Schaumann's approach is informed by recent theories in material ecocriticism that permit the conceptualization of mountaineering as an intimate, physical exchange between the human and nonhuman world. These ideas build off the work of Maurice Merlau-Ponty, who rejected the Cartesian severing of subject-object and mind-body dichotomies by emphasizing the knowledge emerging from the range of human sensory experience. Mountaineering, for Schaumann, “becomes the creative act of perceiving the world with one's hands and feet” (6). Peak Pursuits analyzes the writings of some of the towering pioneers of mountain exploration in search of evidence of this embodied climbing experience. While Schaumann shows that the motivations driving these people into the uplands changed over time, in all cases we can see that the physical act of coming into contact with snow, rock, and ice influenced their experience.
The book is divided into three parts organized geographically and proceeding (mostly) chronologically. Part 1 follows globetrotting Alexander von Humboldt on his lesser-known climbs of the peaks of Pico de Teide in the Canary Islands—the explorer's first ascent—the Silla de Caracas in Venezuela, and several volcanoes of the Andean Cordillera.

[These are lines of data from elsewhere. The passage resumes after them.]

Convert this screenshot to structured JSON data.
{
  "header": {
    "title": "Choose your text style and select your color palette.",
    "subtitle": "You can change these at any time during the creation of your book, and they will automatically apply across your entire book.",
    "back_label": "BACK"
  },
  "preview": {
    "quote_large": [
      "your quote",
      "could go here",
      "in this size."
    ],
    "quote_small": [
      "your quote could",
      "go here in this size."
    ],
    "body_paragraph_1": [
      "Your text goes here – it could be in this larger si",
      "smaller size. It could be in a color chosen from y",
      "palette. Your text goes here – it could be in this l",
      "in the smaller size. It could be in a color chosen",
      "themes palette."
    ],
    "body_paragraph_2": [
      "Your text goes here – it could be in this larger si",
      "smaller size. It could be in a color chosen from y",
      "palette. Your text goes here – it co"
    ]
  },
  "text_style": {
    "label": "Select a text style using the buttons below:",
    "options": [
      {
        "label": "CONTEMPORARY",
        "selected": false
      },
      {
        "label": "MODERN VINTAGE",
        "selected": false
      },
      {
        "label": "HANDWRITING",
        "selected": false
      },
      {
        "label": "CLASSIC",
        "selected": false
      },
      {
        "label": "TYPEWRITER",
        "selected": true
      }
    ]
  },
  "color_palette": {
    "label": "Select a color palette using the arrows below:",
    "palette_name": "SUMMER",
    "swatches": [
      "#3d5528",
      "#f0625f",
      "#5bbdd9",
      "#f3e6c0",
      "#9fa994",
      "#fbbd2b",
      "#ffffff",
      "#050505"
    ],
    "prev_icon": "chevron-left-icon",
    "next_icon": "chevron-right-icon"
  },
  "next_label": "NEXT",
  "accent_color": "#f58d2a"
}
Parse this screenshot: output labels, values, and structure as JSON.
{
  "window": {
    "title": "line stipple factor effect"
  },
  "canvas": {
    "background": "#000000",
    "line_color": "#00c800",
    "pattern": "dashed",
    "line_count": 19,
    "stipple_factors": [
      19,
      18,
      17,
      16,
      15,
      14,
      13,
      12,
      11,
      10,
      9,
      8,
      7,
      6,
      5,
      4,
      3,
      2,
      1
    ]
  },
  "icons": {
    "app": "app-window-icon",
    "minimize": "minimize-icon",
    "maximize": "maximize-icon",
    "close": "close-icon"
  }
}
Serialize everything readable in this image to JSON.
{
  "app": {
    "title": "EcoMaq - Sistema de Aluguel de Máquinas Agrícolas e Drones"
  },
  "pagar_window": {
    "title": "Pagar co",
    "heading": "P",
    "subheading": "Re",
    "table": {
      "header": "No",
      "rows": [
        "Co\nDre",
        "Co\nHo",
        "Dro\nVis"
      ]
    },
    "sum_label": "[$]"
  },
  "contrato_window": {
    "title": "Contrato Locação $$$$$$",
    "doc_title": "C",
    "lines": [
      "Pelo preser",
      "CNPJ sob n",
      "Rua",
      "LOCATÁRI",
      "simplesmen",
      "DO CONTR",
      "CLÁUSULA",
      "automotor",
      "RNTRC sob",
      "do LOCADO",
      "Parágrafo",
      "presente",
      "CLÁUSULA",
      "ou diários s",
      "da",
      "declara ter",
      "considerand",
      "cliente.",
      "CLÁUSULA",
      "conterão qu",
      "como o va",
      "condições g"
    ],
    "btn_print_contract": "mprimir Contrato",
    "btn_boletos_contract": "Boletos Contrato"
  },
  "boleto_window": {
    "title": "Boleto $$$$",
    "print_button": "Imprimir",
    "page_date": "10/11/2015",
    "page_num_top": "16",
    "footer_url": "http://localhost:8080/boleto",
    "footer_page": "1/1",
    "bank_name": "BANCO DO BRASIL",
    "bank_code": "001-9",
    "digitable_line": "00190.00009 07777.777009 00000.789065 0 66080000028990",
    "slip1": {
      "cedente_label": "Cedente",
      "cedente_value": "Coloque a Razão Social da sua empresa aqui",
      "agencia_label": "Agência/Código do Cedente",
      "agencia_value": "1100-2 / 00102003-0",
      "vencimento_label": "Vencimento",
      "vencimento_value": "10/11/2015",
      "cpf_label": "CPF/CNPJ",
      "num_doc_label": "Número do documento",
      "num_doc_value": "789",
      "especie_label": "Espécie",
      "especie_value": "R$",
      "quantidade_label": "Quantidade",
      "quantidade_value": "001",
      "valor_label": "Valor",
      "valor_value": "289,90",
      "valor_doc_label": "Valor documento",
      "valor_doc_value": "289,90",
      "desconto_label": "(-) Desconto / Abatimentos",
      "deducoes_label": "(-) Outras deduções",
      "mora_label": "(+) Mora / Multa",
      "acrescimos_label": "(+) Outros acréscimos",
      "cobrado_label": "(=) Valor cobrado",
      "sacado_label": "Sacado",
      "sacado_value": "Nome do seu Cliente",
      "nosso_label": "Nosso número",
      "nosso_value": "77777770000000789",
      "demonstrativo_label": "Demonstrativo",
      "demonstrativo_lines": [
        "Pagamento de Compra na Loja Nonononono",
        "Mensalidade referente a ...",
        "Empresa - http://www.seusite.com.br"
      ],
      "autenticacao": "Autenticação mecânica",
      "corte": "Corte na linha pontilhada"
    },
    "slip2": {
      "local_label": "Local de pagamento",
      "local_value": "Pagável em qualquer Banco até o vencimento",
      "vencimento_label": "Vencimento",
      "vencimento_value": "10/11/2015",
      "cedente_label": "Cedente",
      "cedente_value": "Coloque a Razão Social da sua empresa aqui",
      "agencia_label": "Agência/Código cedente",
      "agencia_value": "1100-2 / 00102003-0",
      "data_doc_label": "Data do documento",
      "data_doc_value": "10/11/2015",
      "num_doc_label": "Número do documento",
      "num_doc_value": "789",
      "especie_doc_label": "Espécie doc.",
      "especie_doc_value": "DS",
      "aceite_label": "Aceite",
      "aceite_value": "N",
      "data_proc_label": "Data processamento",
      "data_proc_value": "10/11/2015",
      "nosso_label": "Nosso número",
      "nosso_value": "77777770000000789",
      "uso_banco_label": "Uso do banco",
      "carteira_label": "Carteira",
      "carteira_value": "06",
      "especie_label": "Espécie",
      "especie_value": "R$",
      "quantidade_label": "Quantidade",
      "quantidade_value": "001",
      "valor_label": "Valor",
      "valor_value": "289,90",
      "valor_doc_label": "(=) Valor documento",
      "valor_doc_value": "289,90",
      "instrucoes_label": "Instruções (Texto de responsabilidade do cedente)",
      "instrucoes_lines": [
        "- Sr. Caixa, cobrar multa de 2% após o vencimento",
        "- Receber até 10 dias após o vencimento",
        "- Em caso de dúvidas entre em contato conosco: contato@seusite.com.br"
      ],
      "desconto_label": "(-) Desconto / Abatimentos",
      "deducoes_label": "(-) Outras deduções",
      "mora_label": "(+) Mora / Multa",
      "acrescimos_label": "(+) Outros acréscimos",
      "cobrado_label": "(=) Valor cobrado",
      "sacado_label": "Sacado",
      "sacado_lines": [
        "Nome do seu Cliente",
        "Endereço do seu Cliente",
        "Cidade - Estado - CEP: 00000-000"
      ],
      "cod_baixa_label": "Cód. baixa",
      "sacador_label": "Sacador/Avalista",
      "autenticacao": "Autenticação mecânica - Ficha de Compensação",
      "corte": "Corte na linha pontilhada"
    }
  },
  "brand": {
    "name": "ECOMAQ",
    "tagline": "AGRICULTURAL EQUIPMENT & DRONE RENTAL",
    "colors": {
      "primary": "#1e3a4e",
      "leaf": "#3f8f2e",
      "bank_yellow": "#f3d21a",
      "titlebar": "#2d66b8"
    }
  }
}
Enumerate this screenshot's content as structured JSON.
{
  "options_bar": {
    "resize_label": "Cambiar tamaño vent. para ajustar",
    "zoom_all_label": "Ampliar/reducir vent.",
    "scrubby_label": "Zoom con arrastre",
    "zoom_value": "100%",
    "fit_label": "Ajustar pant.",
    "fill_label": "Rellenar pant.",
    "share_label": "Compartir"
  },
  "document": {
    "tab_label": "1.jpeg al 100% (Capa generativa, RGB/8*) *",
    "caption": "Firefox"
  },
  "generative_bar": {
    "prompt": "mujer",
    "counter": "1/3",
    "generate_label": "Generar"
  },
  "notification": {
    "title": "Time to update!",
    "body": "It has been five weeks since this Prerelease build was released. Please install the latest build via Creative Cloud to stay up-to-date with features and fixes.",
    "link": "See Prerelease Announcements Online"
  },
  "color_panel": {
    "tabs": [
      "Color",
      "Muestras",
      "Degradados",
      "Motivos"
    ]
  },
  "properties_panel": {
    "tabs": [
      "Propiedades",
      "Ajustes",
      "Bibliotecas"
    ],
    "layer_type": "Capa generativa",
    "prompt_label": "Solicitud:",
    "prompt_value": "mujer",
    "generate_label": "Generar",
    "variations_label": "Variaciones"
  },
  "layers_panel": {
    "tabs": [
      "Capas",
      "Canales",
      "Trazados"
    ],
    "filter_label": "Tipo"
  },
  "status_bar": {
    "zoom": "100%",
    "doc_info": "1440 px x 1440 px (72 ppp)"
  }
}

Though Humboldt has been the focus of a slew of recent scholarship, the analysis here produces some important new insights. Contrary to prevailing conceptions, Schaumann finds that, at least in the mountains, Humboldt was not a colonizer. More importantly, Schaumann proposes that Humboldt should also be understood as a mountaineer, indeed as the originator of many tropes of modern mountain writing. Thereafter, the setting shifts to the Alps, where Schaumann presents a chapter contextualizing the history of the chain and five chapters on key personalities in the emerging “Alpinism.” These include Horace-Bénédict de Saussure, James David Forbes, Louis Agassiz, Albert Smith, Alfred Wills, John Tyndall, Edward Whymper, and finally Leslie Stephen. In Europe's iconic mountain chain, we witness the transition from climbing for scientific and aesthetic purposes to new goals of sport, exercise, and recreation—with a nationally tinged fixation on first ascents and conquering summits that have continued to the present. In the final part, the book returns to the Americas, following the routes of Clarence King and John Muir in the United States West.
As Schaumann acknowledges, most of these personalities have received wide scholarly attention. Peak Pursuits, however, places them in conversation with one another. It also provides an explanation for how mountaineering shifted over this time period, one that points out the social and technological changes of the nineteenth century that both permitted more people to get to the Alps and scale their peaks and created an audience hungry to read about mountain exploits that seemed the antidote to urban industrial modernity.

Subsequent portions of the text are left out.